Dutch-Canadian literary translator

Liedewij Hawke, usually credited as Liedewy Hawke in English, is a Dutch/Canadian literary translator.

==Biography==
Originally from De Bilt, Netherlands, she was educated at the University of Utrecht and moved to Canada in 1963 to study at the University of Toronto.

She worked for several years at CJBC, the Toronto station of Radio-Canada's talk radio network.

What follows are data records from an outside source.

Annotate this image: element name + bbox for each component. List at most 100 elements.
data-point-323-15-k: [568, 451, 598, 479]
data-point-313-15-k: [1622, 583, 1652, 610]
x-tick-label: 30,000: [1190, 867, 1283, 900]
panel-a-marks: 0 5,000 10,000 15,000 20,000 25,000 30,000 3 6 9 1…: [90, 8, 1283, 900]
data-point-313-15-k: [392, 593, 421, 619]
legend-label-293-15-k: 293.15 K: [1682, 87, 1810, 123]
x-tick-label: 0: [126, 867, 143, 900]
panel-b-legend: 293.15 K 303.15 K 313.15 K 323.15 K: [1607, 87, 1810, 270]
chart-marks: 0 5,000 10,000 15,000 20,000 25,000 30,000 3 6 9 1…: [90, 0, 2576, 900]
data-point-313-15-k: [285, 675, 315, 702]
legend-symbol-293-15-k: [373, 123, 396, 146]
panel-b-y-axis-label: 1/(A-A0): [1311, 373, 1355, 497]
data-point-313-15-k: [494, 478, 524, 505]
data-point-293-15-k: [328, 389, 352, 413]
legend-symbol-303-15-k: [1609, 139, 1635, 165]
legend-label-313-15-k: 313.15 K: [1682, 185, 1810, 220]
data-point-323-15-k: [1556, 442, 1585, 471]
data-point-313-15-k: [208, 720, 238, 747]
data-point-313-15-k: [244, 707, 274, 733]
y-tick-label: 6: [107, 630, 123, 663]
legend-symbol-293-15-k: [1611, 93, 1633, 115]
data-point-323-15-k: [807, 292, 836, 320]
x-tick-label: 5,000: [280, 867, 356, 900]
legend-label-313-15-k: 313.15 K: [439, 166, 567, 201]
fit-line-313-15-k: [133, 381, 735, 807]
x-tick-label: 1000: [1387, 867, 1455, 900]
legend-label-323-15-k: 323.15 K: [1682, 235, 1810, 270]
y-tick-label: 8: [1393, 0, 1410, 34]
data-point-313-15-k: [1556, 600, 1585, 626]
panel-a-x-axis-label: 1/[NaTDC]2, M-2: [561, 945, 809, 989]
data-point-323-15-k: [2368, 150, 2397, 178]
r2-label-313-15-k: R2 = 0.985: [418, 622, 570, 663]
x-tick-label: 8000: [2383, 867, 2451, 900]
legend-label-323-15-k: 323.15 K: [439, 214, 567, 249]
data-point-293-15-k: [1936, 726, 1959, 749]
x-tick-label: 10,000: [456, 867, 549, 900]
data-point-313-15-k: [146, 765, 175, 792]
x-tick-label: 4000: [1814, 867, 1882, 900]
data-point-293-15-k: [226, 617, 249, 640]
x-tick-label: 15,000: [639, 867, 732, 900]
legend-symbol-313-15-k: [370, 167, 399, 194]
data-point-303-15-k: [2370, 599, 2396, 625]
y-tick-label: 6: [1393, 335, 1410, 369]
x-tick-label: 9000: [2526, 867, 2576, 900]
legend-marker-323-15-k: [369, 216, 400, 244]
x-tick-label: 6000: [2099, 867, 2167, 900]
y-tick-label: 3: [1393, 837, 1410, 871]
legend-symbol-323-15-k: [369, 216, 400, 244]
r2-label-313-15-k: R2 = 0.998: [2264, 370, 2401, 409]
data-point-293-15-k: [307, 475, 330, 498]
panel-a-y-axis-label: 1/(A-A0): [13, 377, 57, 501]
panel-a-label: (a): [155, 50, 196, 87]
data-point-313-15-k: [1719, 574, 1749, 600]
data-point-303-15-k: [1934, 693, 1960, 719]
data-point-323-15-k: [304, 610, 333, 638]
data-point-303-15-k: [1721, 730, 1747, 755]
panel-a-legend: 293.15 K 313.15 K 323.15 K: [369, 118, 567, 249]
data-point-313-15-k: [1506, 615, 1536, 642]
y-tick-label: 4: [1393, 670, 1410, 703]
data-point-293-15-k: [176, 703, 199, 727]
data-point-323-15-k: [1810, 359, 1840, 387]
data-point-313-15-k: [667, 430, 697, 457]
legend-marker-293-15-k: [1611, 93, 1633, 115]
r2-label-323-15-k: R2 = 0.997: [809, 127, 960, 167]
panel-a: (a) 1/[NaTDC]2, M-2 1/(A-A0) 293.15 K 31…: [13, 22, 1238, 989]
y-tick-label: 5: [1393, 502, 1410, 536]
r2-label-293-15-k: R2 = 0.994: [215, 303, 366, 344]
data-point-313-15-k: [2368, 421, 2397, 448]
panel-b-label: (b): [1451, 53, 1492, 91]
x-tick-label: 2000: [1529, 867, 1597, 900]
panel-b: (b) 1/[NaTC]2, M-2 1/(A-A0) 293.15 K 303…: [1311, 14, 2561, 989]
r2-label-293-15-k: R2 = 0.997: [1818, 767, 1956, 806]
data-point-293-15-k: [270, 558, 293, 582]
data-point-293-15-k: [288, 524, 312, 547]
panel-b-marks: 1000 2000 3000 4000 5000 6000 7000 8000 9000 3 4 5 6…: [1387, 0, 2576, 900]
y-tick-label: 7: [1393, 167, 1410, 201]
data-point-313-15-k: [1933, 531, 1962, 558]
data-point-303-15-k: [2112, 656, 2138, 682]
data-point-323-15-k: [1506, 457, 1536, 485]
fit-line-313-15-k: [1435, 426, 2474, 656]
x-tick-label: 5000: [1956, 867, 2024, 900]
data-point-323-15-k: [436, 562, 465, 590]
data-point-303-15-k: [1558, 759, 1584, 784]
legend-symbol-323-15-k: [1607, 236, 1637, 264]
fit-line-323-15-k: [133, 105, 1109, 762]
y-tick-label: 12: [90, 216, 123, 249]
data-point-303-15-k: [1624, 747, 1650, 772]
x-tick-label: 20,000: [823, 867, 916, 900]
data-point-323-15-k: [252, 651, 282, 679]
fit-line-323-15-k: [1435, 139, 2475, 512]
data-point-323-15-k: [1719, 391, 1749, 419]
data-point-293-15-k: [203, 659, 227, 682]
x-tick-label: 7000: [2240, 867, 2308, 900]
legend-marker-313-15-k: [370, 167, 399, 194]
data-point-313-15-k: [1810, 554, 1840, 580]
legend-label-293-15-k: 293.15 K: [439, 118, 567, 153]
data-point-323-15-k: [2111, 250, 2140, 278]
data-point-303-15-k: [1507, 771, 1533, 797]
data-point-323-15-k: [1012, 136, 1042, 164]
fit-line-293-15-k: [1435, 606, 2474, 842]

Hawke translates both Dutch language and French language literature into English.

==Awards and honours==
In 1987, Hawke won the John Glassco Translation Prize and the Canada Council Translation Prize for Hopes and Dreams, The Diary of Henriette Dessaulles 1874-1881, her translation of the diaries of Henriette Dessaulles. She is also a four-time nominee for the Governor General's Award for French to English translation, garnering nominations at the 2002 Governor General's Awards for The Milky Way (Louise Dupré, La Voie lactée), at the 2004 Governor General's Awards for The Iguana (Denis Thériault, L'Iguane), at the 2008 Governor General's Awards for The Postman's Round (Denis Thériault, Le Facteur émotif) and at the 2010 Governor General's Awards for High-Wire Summer (Louise Dupré, L'été funambule).